Homélie du 28 juillet 2024 - 17e dimanche du T.O.

Du Pain et des Jeux

par

fr. Bruno-Thomas Mercier des Rochettes

« Quand le sage montre la lune, l’imbécile regarde le doigt. »
Voilà un peu ce qui se passe aujourd’hui avec la multiplication des pains. Les foules voient un signe éclatant. Elles comprennent même que c’est un signe, que Jésus est le prophète annoncé. Mais au lieu de l’écouter, elles veulent le faire roi, pour avoir encore et toujours à manger de ce pain terrestre.
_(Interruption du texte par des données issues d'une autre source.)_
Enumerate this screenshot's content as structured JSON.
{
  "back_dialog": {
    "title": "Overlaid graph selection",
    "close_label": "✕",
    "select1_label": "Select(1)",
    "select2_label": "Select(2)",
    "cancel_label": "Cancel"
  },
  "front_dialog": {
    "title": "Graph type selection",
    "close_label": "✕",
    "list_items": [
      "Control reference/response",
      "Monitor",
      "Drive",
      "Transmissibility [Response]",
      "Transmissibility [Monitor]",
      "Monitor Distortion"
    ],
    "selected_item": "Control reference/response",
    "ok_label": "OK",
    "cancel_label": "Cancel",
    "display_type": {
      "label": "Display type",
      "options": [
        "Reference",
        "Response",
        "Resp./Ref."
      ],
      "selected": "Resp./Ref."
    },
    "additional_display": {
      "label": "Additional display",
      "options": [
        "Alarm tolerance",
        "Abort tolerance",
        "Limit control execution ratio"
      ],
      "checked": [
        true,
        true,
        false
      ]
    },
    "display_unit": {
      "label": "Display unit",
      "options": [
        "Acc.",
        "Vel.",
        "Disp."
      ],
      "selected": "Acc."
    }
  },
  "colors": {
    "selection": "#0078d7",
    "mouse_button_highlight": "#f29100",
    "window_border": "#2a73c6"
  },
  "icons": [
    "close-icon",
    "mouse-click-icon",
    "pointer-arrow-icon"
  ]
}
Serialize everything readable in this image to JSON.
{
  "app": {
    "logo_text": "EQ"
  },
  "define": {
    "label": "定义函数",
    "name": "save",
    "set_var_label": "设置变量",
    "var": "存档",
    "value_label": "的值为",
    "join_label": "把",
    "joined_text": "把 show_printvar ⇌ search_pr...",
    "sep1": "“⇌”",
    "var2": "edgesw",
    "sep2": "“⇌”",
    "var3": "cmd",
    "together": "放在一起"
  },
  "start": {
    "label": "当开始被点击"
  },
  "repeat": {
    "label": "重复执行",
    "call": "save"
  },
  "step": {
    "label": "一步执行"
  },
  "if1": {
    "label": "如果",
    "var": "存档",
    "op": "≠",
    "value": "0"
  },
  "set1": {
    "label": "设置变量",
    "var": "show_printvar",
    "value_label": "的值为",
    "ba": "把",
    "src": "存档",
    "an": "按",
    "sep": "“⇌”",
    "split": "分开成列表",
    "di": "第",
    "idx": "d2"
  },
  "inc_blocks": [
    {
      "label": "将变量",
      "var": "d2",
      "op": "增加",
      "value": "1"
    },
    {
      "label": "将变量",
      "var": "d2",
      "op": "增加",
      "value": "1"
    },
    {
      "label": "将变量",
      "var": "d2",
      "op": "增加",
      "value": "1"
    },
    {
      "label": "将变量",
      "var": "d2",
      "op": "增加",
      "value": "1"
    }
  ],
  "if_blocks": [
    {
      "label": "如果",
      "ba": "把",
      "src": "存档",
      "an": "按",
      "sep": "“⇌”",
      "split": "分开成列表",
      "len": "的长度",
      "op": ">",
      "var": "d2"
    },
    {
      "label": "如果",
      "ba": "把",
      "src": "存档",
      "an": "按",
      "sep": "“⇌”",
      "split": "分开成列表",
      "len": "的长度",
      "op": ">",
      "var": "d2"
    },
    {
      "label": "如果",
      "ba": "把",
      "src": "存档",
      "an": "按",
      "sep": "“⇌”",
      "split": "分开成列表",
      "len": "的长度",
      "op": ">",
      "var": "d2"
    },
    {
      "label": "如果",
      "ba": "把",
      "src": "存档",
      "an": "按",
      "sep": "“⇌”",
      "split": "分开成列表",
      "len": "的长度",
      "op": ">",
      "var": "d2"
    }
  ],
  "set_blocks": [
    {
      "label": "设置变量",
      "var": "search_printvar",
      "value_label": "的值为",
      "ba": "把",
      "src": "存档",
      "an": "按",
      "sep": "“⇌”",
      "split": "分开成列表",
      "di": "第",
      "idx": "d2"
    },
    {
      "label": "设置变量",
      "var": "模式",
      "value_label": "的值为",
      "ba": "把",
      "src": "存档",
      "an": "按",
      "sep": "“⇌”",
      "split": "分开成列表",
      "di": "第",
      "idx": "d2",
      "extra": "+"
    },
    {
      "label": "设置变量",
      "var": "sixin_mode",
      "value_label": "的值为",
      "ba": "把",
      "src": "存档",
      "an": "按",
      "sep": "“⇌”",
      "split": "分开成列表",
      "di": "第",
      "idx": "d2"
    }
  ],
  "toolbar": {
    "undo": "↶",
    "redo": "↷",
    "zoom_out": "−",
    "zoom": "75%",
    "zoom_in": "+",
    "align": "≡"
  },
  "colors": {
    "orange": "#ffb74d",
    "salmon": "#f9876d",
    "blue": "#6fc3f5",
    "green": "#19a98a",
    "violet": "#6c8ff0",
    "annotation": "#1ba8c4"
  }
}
Oh, ne soyons pas trop durs avec cette foule. Elle n’a pas encore la Passion, la Résurrection, la Pentecôte, ni 2 000 ans de Tradition et de méditation chrétiennes. Et puis, elle a faim. Et ce, parce qu’elle a quitté ses villages pour suivre un peu Jésus. Elle est plus désireuse du salut, du Règne de Dieu, que beaucoup de nos contemporains. Elle connaît même les prophéties de l’Écriture mieux que bon nombre de chrétiens. Enfin, elle croit aux miracles. Elle sait que les miracles sont des preuves, de vraies preuves quand il s’agit de vrais miracles. Si quelque chose se produit non seulement par une puissance surhumaine, mais par une puissance surnaturelle, par une puissance proprement divine, si quelque chose arrive que même un ange ou un démon ne pourrait faire, c’est que Dieu se manifeste avec éclat.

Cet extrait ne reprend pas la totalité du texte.